I don't have kids...yet. However, I can already feel that I will be very guilty of the hover craft syndrome. It is so true that we used to do so much, latch key kid was the norm many years ago and now parents would definitely be looked down upon, at least in Souther CA, where I live too, if they let thier kids be that independent. Sounds like it's a fine line and parents have to walk it as their kids grow.


Learned helplessness. Okay, I, too am guilty of hovering. And it's just created a lot of extra work for me! I'm not even sure why I hover. I have a smart little girl. And heaven knows my parents didn't rush to do it all for me! So, instead of having her cereal ready for her on the table, this morning, I started by leaving a box of cereal, milk, bowl and spoon on the table. Okay, so I'm not having her do it ALL by herself, but she is 5, so it's a start. She poured way too much cereal and spilled the milk! But everything was okay. Hey, I just had another little one so, I need a better plan this time!


I found this article, so entertaining. There's so much truth behind it. I have to admit as a mother of 2 boys, I am the same way.

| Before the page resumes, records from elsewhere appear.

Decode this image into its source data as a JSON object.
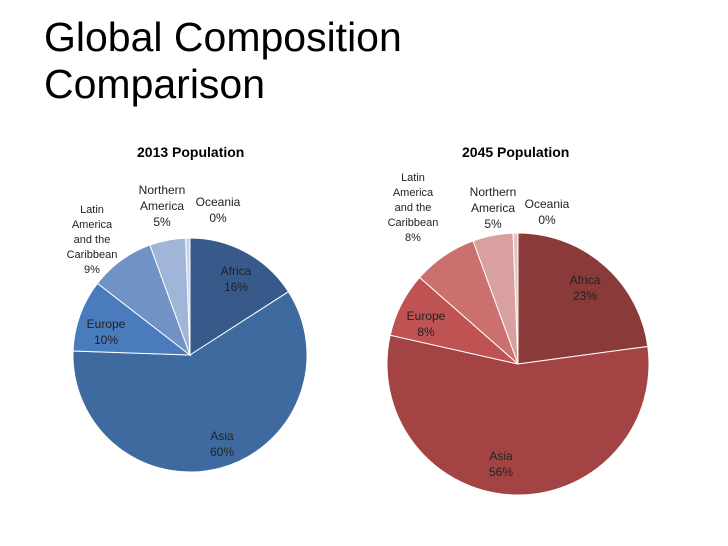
{
  "slide": {
    "title_line1": "Global Composition",
    "title_line2": "Comparison"
  },
  "chart_data": [
    {
      "type": "pie",
      "title": "2013 Population",
      "slices": [
        {
          "label": [
            "Africa"
          ],
          "value": 16,
          "pct": "16%",
          "color": "#375a8b"
        },
        {
          "label": [
            "Asia"
          ],
          "value": 60,
          "pct": "60%",
          "color": "#3f6aa0"
        },
        {
          "label": [
            "Europe"
          ],
          "value": 10,
          "pct": "10%",
          "color": "#4a7bbd"
        },
        {
          "label": [
            "Latin",
            "America",
            "and the",
            "Caribbean"
          ],
          "value": 9,
          "pct": "9%",
          "color": "#7092c4"
        },
        {
          "label": [
            "Northern",
            "America"
          ],
          "value": 5,
          "pct": "5%",
          "color": "#a0b5d8"
        },
        {
          "label": [
            "Oceania"
          ],
          "value": 0,
          "pct": "0%",
          "color": "#c7d2e8"
        }
      ]
    },
    {
      "type": "pie",
      "title": "2045 Population",
      "slices": [
        {
          "label": [
            "Africa"
          ],
          "value": 23,
          "pct": "23%",
          "color": "#8b3a3a"
        },
        {
          "label": [
            "Asia"
          ],
          "value": 56,
          "pct": "56%",
          "color": "#a34343"
        },
        {
          "label": [
            "Europe"
          ],
          "value": 8,
          "pct": "8%",
          "color": "#bf5252"
        },
        {
          "label": [
            "Latin",
            "America",
            "and the",
            "Caribbean"
          ],
          "value": 8,
          "pct": "8%",
          "color": "#cc6f6f"
        },
        {
          "label": [
            "Northern",
            "America"
          ],
          "value": 5,
          "pct": "5%",
          "color": "#d9a0a0"
        },
        {
          "label": [
            "Oceania"
          ],
          "value": 0,
          "pct": "0%",
          "color": "#e6c2c2"
        }
      ]
    }
  ]
}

My oldest is 6 and I had a hard time leaving him in the cafeteria in the morning for the first week of school this year. My boyfriend thought i was ridiculous for trying to figure out how i could go in a little later so he would be comfortable in his class instead of in the cafeteria with all the older kids. While he is very independent with his chores and packing his lunch (most of it),it is things like this that I feel i need to let go a little more so that he may know he can do it without me. Its a hard fact that yes, we must face because kids are more adaptable than I thinkwe give them credit for. I, too need to not stand in the way of their independence.